Closed italovalcy closed 11 months ago
@italovalcy, thanks for reporting this and your analysis.
We have a clean up when a KytosEvent ".*.connection.lost"
is received, and we're safely keeping a reference to the switch. However, what probably happened was the task was scheduled in the event loop but hasn't been executed yet, and then the new handshake happened and ended up in this case. Yes, indeed, it'd be safer to actually do a clean up right before setting the connection as established, up to that point the switch isn't "is_connected()" yet (and handshake event hasn't been published yet), so it should be safe before any flow stats request is sent.
I'll push a fix for this soon.

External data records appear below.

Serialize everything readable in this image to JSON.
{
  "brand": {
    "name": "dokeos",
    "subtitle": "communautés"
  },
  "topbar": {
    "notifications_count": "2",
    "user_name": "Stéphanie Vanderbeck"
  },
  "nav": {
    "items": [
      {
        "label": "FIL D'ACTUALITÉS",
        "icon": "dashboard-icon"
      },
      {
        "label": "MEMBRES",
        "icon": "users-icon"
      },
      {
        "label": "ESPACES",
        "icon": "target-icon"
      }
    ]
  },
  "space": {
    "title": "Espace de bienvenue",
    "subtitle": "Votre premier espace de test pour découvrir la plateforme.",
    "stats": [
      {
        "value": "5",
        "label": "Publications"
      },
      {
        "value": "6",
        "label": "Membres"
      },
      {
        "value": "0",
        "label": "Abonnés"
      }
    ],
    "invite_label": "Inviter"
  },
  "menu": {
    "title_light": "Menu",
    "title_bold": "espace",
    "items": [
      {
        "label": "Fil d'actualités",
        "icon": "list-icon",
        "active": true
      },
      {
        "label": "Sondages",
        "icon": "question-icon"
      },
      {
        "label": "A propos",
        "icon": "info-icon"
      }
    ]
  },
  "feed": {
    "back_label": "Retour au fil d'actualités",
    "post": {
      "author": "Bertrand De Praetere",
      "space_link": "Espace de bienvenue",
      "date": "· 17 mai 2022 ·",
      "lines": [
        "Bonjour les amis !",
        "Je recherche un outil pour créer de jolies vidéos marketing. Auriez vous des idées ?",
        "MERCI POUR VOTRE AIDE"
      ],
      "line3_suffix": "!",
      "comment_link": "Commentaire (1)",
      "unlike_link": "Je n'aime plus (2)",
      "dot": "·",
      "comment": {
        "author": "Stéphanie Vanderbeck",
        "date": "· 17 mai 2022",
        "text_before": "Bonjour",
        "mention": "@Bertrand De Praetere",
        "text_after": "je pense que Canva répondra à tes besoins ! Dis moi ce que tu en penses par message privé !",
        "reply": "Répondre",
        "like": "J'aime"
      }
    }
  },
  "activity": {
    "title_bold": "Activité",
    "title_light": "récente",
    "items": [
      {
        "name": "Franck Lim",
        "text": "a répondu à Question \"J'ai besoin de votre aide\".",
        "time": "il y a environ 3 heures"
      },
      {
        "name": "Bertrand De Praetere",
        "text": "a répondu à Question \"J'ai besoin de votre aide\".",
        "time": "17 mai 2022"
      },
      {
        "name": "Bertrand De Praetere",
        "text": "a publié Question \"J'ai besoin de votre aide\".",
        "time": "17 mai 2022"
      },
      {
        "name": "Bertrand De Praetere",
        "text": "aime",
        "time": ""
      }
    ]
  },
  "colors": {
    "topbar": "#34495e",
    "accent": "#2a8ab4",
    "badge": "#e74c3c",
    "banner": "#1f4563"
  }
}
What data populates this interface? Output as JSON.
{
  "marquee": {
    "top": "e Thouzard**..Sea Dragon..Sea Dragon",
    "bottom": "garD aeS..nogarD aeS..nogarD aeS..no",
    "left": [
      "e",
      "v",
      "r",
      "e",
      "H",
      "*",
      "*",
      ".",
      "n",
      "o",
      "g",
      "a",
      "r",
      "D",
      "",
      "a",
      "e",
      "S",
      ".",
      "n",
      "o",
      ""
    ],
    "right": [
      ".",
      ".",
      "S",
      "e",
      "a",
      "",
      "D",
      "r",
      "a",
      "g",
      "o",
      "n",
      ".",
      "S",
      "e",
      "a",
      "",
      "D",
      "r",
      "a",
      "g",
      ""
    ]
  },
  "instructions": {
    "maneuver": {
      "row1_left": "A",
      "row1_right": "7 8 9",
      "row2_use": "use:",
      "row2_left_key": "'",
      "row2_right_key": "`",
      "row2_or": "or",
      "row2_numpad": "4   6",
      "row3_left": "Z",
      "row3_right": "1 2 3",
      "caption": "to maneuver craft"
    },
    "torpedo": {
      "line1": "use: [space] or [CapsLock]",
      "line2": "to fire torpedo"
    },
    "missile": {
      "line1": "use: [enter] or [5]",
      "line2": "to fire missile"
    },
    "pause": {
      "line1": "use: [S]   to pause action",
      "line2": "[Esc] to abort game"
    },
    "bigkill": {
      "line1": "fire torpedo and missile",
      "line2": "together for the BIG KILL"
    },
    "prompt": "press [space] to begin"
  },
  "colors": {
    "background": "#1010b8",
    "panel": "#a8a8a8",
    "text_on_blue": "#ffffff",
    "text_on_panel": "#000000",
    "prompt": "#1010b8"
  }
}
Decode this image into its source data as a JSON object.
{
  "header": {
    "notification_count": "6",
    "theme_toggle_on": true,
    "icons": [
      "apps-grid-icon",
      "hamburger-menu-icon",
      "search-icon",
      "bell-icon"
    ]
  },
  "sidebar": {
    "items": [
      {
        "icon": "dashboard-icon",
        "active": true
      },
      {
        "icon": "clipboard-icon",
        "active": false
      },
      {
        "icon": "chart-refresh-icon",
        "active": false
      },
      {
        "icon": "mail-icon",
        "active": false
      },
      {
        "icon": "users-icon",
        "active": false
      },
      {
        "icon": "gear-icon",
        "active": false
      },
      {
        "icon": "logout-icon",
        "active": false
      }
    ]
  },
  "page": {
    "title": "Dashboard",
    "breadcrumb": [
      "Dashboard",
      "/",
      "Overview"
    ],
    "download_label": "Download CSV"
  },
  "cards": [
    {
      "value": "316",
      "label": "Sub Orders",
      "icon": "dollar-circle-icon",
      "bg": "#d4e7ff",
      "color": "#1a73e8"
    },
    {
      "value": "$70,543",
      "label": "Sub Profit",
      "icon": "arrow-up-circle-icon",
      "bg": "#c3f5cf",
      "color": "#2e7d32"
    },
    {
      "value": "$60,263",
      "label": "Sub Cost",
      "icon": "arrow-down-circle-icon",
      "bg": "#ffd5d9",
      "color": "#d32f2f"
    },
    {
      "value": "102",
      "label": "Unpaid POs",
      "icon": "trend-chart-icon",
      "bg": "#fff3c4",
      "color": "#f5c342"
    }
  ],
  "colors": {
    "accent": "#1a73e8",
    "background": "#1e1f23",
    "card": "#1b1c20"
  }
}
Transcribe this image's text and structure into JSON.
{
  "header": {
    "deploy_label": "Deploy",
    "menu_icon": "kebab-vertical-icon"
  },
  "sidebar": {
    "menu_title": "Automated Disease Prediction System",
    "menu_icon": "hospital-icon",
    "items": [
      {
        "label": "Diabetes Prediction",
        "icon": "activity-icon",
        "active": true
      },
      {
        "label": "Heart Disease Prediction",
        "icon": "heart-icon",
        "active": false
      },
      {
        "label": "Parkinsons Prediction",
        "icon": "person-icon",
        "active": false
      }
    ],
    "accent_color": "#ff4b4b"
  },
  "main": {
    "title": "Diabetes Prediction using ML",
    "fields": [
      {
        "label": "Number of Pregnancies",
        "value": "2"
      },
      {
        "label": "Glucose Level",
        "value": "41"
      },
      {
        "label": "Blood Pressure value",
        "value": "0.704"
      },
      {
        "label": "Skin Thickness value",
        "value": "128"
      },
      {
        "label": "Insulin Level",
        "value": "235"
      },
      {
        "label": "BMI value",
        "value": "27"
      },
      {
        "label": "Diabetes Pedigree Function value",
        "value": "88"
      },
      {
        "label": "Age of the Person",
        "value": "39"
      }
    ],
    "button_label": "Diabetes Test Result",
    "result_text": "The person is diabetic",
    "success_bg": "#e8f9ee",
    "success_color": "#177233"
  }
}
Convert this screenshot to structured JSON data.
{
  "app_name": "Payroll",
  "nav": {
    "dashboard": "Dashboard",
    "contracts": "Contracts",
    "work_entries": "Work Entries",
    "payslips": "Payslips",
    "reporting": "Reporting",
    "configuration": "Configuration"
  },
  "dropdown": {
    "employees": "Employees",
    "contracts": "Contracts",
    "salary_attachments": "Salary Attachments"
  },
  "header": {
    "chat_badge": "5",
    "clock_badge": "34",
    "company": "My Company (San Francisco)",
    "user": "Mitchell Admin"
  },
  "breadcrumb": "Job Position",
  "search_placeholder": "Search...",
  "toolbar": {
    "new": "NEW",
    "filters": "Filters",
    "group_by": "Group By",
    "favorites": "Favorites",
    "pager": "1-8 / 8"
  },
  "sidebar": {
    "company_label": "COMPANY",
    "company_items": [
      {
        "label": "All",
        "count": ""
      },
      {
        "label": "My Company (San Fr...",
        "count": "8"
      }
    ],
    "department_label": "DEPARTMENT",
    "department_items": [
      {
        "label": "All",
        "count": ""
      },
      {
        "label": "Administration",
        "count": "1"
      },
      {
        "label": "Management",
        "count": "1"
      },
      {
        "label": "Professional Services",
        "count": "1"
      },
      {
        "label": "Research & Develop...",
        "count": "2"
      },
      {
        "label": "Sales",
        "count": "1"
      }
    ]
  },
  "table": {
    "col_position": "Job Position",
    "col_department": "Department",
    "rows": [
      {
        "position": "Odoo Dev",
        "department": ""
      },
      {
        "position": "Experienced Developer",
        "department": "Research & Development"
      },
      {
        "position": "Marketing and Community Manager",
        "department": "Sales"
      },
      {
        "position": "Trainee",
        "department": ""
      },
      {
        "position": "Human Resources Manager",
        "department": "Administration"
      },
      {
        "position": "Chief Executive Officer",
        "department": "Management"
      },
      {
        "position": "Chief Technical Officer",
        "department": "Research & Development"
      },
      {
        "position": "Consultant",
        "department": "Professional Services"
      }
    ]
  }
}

Thanks.
Hi,
When a switch disconnects in the middle of a FlowStats request, we will see Overalapping stats request messages being logged for a few cycles before it discards the old request and send a new one.
This can lead to a delayed Flow Consistency routine, as well as Kytos Stats delayed reports, among others. Another impact we are actually seeing is the End to End tests eventually failing in the following test case:
Looking into the Kytos logs we can see why this is happening:
In summary: after the switch disconnects (while a flow stats requests was pending from reply), the of_core keeps waiting for the reply of the old request, until a point where it eventually clear the existing request and send a new one. Switches seems to discard flow stats requests that were sent before the switch reconnects to controller, so I believe it is safe to clear flow stats request after a switch reconnects.
Ccing @viniarck to also hear his opinion on that.